What are the consequences of revolving credit card default?
It is important to know the consequences of missing a revolving credit card payment, since your bank could claim the payment of fees, interest and costs and even change the payment terms and conditions according to what has been established in the agreement.
Where can you find this information?
In the agreement.
Under section 3 (“Costs in the case of late payments”) of the pre-contractual information (Standard European Consumer Credit Information - SECCI), which details all the costs, fees, interest and other consequences arising from the failure to make a payment.
Remember that, before you take out the card, your bank is obliged to provide you with a personalised explanation of its features and alert you to the risks of default, so that you understand what the possible consequences are.
What are the costs most frequently applied by banks in the event of default?
- Debt recovery costs: your bank could charge you for the costs it incurs to recover the unpaid debt.
- Late-payment interest on overdue instalments: this rate may not exceed the nominal interest rate by more than two percentage points. Make sure that you always compare the two rates in annual terms.
- Fee for returning a direct debit from another bank account. The Banco de España considers that, according to good banking practices, this fee should not be charged, since it does not respond to an effective service.
What other consequences might you face?
A delinquency record
A change in the payment method or amount of the instalment. Sometimes, banks may change the payment method or instalment amount, if provided for in the agreement. If your chosen method is to pay at the end of the month, the bank can automatically change it to that of deferred payment, so that the unpaid amount is considered a drawdown on the credit limit granted. And if you have already chosen deferred payment as your method, the bank could change the amount to that of a minimum instalment.
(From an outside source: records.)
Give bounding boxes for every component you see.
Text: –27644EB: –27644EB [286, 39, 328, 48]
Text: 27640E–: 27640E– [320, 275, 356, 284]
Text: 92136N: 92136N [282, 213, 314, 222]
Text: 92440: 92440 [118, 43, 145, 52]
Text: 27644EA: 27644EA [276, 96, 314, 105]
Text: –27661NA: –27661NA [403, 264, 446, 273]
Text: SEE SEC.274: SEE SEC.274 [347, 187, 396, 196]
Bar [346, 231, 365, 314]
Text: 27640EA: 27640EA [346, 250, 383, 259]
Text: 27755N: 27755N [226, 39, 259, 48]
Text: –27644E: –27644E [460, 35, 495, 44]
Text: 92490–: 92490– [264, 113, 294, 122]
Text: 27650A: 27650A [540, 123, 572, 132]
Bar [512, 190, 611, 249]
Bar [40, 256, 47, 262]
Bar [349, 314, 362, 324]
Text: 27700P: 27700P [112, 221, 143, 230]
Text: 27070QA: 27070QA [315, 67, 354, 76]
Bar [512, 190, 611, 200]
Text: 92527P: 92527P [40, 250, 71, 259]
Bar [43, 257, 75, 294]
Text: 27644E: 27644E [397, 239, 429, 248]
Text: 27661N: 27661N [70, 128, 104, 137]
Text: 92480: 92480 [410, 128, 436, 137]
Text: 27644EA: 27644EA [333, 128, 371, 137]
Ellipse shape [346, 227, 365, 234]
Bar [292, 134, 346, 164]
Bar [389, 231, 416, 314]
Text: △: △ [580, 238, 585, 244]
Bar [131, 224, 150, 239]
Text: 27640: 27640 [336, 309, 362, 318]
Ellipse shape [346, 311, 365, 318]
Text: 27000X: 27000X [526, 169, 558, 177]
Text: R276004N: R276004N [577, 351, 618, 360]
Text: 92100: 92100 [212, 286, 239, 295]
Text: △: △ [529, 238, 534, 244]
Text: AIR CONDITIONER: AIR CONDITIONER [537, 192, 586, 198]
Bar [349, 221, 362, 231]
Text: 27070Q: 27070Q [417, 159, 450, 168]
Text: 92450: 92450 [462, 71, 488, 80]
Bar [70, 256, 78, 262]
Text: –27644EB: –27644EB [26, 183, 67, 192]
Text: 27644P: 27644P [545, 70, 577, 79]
These changes should be expressly provided for both in the SECC and in the agreement, and they require your prior and explicit agreement.
Bear in mind that the deferred payment method generates interest, whereas payment at the end of the month does not. Also, changing the amount to a minimum instalment could considerably lengthen the time taken to pay off the debt.
Therefore, in view of these possible situations, you should analyse the option offered (change of payment method or instalment amount) and decide if it is what you need (and, if so, expressly accept it), or whether you prefer other options, such as settling the debt or maintaining it, with all the attendant costs and consequences.